One problem: Scott’s new spending and tax cutting proposals add up to more than that projected surplus.
Asked by reporters Tuesday where he proposes to cut to make up the difference, Scott didn’t answer, instead repeating his talking points about the budget.
“Oh gosh. We have -- as you know our economy’s turned around,” he said in response to the question. “We are going to reduce taxes by $500 million. But we’re going to make smart investments like (cancer research funding). ... It’s because people are moving to our state, getting jobs, but we also need to make sure we do things like this.”
When a reporter repeated the question, he responded, “We are watching how we spend your money, ‘cause it’s your money. But look, our budget’s tied to sales tax growth and property taxes. Guess what’s happening. Properties are going up in value, people are moving to our state, tourists are coming to our state. ... We’ll end up with a budget surplus after this.”

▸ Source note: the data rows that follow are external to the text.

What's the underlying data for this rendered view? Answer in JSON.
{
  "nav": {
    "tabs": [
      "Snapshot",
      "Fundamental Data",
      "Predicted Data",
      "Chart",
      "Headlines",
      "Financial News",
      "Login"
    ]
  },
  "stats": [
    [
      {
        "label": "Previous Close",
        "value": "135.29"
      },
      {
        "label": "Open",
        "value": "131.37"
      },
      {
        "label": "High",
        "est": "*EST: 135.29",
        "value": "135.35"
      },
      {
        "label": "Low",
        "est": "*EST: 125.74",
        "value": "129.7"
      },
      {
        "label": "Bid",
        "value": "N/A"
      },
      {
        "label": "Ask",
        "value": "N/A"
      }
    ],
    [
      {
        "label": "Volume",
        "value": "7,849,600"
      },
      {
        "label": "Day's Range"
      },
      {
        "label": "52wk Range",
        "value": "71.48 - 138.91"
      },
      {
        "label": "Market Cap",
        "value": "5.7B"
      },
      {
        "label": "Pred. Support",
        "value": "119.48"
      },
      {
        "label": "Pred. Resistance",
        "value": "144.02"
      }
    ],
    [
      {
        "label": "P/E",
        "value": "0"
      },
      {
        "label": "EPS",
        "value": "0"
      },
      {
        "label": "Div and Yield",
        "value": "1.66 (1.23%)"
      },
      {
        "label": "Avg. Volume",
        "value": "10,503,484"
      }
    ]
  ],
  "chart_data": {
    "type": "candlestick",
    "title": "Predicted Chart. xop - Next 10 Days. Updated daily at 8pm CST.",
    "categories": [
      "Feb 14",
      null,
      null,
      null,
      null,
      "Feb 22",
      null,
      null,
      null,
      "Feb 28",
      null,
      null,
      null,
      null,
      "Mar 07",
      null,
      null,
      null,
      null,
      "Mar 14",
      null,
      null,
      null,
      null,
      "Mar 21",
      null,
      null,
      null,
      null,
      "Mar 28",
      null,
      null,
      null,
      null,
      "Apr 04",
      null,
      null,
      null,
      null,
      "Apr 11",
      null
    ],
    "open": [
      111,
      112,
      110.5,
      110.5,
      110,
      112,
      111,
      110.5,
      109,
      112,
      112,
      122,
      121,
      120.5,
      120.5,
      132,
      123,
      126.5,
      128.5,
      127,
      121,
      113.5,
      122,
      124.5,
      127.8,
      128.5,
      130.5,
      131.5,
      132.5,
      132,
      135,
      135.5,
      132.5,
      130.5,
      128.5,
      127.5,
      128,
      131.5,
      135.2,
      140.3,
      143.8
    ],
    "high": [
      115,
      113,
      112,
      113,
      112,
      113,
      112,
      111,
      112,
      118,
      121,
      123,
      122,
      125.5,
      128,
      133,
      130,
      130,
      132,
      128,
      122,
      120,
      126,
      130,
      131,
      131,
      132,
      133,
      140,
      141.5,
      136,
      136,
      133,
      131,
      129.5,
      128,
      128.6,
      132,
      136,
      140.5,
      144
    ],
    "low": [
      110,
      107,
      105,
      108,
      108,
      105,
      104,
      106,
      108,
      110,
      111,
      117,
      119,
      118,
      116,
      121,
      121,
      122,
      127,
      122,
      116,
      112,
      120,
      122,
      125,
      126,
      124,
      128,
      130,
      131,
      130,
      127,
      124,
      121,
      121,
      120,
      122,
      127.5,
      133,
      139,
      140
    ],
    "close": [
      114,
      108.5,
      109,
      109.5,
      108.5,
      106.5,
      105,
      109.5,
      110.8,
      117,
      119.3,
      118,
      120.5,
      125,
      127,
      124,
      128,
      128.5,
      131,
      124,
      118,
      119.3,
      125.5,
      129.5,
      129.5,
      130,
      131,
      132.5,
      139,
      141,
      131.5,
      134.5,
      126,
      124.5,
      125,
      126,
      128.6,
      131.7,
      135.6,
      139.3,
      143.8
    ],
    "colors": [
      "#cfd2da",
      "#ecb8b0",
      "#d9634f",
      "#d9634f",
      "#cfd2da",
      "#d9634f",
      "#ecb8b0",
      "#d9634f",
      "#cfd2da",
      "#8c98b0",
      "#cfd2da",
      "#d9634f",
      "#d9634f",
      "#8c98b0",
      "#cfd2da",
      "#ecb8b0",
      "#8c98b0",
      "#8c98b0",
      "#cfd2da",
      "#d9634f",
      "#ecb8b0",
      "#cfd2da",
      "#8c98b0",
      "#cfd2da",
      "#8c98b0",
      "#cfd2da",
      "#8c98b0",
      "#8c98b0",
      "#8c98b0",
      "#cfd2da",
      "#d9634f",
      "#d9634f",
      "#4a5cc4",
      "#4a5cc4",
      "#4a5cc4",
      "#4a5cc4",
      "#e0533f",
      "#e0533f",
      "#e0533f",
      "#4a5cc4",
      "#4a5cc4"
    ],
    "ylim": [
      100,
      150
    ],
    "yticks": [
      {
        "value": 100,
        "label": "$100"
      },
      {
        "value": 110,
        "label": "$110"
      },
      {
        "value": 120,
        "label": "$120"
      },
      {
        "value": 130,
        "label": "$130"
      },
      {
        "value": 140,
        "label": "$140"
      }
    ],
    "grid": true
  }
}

On Tuesday, Scott’s press office sent out a list of quotes from about a dozen Republican legislators praising Scott for his latest tax cut proposal -- decreasing the sales tax on commercial leases. The Republicans said that would give businesses more money, and they would in turn create jobs and hire people.
Democrats, on the other hand, say Scott is having an election-year conversion to environmental and education spending, slashed in his first two years as governor, while pleasing his business-oriented base.
“Rick Scott’s budget is a textbook case of election-year pandering,” said state party spokesman Josh Karp.